Increases
in Canadian house prices over the past five years are the result
of a ‘robust economy’,
estate agent Century 21 Canada has reported.
Alberta and British Columbia show the most dramatic price increases,
said the firm.
The
hottest housing markets surveyed in British Columbia were in
Vernon, Kelowna and North Vancouver. In Vernon
the price of
a ‘typical home’ of the sort most often found in
the neighbourhood has gone up from £73,400 in the spring
of 2001 to a current £168,100 – an increase of 129
per cent. In Kelowna the price has gone up from £87,600
to £165,700, a rise of 89 per cent; and in North Vancouver
from £164,800 to £307,800, an increase of 87 per
cent.
The
hottest housing markets surveyed in Alberta were in Calgary
north east, and Fort McMurray. The former had
seen the price
of a typical house rise from £77,700 in 2001 to £171,900
in the spring of 2006, an increase of 121 per cent. In Fort McMurray
the price has increased from £94,700 to £194,200,
an increase of 105 per cent.
The survey included 38 markets across the country. Other housing
markets demonstrating dramatic price increases included Quebec
City, up 67 per cent, and the Winnipeg suburb of St. Vital South,
up 64 per cent.
Mortgage rates have also showed a moderate decline over the
past five years helping to boost the housing market. The conventional
five year mortgage rate was 7.75 per cent in May 2001, 5.7 per
cent in June 2005 and 6.75 per cent in May 2006s.

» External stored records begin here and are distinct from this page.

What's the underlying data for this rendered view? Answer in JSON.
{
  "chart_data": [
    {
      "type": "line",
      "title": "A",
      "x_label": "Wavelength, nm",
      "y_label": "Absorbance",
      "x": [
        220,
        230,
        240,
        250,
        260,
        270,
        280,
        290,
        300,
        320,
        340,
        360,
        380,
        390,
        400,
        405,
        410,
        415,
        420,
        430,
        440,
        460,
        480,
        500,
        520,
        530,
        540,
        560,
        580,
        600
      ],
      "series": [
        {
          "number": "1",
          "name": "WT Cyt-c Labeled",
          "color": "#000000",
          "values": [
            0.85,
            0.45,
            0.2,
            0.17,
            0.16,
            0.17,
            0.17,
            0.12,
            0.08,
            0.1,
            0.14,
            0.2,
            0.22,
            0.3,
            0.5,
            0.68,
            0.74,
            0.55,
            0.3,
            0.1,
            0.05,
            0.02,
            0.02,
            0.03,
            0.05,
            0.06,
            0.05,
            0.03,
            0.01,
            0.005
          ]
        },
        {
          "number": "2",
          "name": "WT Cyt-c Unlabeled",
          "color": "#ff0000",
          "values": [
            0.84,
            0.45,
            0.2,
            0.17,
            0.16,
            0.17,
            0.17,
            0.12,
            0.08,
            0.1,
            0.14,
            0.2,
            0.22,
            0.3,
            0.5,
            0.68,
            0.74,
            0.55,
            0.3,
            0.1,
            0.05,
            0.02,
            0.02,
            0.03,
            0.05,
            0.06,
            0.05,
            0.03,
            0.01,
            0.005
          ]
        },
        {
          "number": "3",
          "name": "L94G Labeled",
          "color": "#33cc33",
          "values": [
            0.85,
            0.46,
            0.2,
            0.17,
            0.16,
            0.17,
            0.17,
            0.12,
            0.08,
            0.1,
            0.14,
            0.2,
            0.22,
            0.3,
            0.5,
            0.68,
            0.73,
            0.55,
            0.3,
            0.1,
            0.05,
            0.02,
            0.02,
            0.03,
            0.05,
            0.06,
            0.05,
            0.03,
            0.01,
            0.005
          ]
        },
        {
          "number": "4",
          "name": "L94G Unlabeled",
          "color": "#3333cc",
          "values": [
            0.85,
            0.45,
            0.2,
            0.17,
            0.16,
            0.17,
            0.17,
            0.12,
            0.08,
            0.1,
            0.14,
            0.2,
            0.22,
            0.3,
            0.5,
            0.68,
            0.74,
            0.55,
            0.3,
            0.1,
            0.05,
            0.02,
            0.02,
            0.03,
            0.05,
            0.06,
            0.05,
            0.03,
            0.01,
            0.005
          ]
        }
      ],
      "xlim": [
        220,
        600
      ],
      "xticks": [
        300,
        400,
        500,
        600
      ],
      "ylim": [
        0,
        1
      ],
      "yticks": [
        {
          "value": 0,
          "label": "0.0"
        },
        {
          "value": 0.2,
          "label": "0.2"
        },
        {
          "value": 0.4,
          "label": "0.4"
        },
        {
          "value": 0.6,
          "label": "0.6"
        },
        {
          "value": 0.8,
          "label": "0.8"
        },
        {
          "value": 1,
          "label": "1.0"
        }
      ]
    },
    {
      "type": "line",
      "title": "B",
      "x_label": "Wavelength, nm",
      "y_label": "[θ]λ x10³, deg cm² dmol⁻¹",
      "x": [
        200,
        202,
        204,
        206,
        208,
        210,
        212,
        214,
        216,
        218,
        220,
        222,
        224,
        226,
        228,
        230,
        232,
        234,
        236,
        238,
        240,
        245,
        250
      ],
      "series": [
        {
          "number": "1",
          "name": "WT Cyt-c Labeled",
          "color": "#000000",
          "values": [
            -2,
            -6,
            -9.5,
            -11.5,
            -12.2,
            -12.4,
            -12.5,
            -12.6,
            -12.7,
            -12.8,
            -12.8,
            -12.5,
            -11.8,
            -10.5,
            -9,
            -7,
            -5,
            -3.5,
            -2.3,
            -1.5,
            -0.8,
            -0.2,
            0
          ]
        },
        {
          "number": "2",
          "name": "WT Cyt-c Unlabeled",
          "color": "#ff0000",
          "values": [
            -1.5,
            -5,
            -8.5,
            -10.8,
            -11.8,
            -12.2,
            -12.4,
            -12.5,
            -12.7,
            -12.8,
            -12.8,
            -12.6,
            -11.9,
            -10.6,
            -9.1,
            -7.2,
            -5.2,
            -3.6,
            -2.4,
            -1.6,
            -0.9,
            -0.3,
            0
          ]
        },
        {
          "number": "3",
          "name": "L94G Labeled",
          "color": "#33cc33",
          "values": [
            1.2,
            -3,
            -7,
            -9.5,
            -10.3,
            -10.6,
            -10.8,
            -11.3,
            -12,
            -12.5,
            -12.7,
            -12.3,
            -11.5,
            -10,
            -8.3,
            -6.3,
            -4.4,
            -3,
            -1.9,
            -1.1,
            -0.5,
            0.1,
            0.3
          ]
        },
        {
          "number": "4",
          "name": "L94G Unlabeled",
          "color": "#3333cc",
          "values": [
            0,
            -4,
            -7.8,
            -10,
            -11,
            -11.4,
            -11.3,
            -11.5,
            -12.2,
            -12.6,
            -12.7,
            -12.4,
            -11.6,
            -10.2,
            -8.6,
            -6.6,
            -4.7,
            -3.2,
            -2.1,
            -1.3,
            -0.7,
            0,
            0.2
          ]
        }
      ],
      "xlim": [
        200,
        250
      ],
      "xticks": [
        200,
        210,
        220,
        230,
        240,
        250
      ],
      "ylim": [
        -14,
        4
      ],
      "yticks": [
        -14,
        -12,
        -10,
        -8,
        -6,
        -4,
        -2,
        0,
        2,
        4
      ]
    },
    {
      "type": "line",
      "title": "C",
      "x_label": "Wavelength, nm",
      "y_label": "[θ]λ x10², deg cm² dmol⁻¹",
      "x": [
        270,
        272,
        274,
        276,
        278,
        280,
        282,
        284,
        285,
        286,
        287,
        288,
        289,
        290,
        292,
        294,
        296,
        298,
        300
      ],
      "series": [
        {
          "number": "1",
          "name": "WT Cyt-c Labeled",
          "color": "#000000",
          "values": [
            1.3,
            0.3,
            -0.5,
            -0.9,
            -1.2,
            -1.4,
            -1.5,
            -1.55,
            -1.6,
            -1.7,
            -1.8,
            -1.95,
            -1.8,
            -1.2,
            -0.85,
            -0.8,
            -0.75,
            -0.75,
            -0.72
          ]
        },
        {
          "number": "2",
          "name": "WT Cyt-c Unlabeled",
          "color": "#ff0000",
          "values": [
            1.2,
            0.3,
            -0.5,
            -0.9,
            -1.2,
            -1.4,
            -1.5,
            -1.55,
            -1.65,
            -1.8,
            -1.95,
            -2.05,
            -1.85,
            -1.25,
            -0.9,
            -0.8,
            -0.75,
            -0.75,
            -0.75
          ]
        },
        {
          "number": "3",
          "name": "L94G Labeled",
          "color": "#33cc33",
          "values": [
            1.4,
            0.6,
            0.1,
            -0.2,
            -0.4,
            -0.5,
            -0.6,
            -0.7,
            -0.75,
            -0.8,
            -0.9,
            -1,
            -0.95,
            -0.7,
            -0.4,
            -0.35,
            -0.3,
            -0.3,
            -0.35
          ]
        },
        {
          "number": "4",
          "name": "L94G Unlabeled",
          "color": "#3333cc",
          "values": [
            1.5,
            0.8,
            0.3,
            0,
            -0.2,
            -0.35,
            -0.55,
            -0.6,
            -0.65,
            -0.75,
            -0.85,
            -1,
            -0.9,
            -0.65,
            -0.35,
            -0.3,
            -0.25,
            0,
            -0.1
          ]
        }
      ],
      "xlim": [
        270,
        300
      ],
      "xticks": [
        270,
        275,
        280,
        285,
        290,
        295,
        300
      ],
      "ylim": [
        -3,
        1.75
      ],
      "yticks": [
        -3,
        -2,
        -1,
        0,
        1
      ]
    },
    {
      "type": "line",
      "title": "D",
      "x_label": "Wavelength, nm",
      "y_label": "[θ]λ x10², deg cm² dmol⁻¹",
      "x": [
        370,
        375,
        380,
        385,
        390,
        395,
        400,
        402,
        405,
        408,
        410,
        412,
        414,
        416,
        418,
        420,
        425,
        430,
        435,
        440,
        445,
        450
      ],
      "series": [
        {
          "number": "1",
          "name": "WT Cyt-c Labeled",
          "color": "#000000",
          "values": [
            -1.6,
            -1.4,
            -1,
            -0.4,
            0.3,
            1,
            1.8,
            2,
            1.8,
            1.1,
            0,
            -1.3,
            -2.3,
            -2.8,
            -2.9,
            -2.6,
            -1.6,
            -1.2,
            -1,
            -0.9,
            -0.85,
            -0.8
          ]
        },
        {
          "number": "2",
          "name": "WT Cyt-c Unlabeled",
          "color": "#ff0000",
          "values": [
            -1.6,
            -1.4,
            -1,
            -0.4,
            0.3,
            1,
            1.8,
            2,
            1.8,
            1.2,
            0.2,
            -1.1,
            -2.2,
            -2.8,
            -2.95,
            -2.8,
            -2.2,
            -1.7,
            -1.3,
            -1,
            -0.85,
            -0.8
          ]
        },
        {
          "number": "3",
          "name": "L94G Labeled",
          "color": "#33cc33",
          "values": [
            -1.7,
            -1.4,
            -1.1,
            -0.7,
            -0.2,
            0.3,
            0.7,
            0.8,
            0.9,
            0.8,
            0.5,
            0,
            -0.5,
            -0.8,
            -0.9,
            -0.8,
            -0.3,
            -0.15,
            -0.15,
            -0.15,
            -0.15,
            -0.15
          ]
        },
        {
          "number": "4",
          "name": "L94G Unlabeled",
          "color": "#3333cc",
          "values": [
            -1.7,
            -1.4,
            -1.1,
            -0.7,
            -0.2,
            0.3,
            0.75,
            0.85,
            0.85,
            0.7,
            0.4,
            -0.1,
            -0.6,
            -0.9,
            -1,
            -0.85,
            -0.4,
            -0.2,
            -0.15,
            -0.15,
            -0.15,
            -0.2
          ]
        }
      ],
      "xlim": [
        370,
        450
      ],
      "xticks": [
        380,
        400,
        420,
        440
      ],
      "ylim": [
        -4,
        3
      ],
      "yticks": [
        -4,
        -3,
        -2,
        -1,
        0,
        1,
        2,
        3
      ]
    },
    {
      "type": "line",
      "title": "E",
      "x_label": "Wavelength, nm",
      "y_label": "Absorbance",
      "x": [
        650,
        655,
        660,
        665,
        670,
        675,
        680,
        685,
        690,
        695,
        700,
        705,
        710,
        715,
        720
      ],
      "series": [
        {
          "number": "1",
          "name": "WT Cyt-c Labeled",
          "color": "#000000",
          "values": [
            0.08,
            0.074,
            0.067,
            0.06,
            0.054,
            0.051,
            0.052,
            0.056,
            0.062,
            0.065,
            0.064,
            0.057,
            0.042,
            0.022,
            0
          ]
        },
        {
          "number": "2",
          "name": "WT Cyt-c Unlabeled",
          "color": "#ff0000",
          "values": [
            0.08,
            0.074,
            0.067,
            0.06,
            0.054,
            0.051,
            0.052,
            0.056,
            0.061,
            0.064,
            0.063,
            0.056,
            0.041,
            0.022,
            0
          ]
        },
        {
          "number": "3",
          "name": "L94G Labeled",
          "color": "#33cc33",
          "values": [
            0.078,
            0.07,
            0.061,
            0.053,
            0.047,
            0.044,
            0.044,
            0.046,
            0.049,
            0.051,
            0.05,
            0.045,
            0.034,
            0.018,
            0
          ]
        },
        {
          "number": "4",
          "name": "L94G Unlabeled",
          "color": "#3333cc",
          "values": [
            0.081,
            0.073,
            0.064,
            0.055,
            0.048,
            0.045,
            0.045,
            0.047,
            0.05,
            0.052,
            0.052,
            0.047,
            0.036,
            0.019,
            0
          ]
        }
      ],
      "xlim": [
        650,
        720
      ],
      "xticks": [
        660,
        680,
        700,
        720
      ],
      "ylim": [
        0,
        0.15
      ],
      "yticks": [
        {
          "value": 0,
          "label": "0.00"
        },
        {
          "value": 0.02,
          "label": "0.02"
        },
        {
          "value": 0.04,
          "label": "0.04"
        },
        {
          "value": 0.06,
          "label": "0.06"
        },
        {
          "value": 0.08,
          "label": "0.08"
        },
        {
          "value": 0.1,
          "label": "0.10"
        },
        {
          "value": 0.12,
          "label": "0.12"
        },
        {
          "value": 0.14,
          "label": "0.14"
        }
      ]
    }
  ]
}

‘The economy continues to provide the job stability and
consumer confidence combined with moderate mortgage interest
rates to bring continued, stable house price growth on the Prairies,
in central Canada and in Atlantic Canada’, said Century
21 Canada president Don Lawby. ‘In British Columbia and
Alberta, the same economic factors plus booming energy and construction
sectors have produced dramatic house price increases’.